Israel’s economy defies growing threats
Hamas’ murderous attack on Israeli citizens, which has been met with ruthless retaliation, has been compared to the 1973 Yom Kippur War for its ferocity and element of surprise.
In terms of its economic and geopolitical impact, the conflict seems unlikely to have the same devastating impact on global output and inflation as the war 50 years ago.
Israel’s economy is now among the strongest in the Middle East and is well equipped to withstand a prolonged engagement even if 300,000 citizens remain mobilized.
Most importantly, it has better relations with several neighbors and in the Gulf. But an Iranian intervention, either directly or through its Hezbollah proxies on Israel’s northern borders, would raise the stakes.

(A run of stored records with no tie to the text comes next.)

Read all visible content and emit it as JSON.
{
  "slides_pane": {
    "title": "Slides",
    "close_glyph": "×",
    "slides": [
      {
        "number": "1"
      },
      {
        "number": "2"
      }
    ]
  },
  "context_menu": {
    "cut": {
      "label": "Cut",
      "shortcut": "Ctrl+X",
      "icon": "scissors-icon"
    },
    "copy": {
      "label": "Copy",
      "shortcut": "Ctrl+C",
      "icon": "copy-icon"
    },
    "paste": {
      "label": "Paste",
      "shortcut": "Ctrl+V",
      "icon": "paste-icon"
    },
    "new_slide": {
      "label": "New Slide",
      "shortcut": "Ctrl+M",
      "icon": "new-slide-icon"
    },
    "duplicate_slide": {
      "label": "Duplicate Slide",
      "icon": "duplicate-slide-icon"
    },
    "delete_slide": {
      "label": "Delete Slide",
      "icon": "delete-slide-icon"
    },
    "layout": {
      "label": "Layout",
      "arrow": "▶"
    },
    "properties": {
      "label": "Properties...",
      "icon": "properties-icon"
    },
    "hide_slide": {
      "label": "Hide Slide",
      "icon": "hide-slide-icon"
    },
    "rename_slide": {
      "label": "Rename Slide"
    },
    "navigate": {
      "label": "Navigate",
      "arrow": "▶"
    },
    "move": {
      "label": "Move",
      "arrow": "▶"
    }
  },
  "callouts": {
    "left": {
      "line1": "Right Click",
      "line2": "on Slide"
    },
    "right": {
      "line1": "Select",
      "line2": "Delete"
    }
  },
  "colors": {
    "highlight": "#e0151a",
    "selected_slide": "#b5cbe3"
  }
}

The current Hamas-inspired conflagration is another uncertainty for a global economy burdened by debt and inflation following Russia’s attack on Ukraine and Covid.
High-tech: the Azrieli towers in Tel Aviv
The International Monetary Fund’s (IMF) new global economic outlook underscores the fragility of the recovery, with global output rising just 3 percent this year and a dismal 2.9 percent in 2024. It wouldn’t take much to lead the entire world into a recession.
New World Bank President Ajay Banga noted at the IMF-World Bank annual meetings in Marrakesh, Morocco, that the conflict was “more limited” in scope than the Ukraine war. He added grimly that if it “spread somehow, then it would become dangerous.”
For developed Western economies, the biggest threat would be some form of blockade in the Gulf, stopping or slowing shipments of oil and liquefied natural gas, or an Arab embargo.
The closure of the Strait of Hormuz and the embargo in 1973 destroyed Western prosperity and stability with massive inflation. He sent the British Labor government to the IMF for a bailout and virtually ensured Jimmy Carter’s defeat in the 1980 US presidential election amid a failure to resolve an energy and dollar crisis.
A lot has changed. The United States is energy self-sufficient. Israel has a tense peace with Egypt and Jordan and wealth-generating alliances in the United Arab Emirates. A peace and trade deal with now-dead Saudi Arabia appeared to be on the cards.
And Israel is no longer a young orphan state sustained by German reparations and American assistance. It is a high-tech economy that lost just 1.9 percent of its output during the pandemic, compared to 4.9 percent across the OECD.
It grew 8.6 percent in 2021 and 6.5 percent last year.
Thriving startups contributed to half of its exports last year and account for 15 percent of national output. It now has $200bn (£164bn) of cash reserves, which meant the Bank of Israel could enter the markets, spending £24.6bn of reserves to support the shekel and keep the system liquid. banking.
Fierce: Israeli soldiers during the Yom Kippur War in 1973
Israel’s debt-to-GDP ratio of 60 percent is something most European economies, including the UK, can only dream of.
Most surprisingly, it is also energy self-sufficient as a result of gas discoveries off its northern shores. It is deploying its technological skills to block Hamas funding by freezing cryptocurrency accounts used to request and receive donations. Qatar, a traditional provider of economic support to Gaza, may have to resort to planeloads of dollar bills for distribution.
IMF projections suggest that a 10 percent increase in oil prices, as a result of the conflict, would reduce international production by 0.15 percent and add 0.4 percent to inflation next year. An oil embargo or all-out war with Hezbollah and Iran would ruin those calculations and cause economic chaos.
Plans, presented at the G20 meeting in New Delhi, for a trade route between India, the Middle East and Europe passing through the Israeli port of Haifa are on hold. The war makes the prospect of a trade-driven global recovery increasingly remote.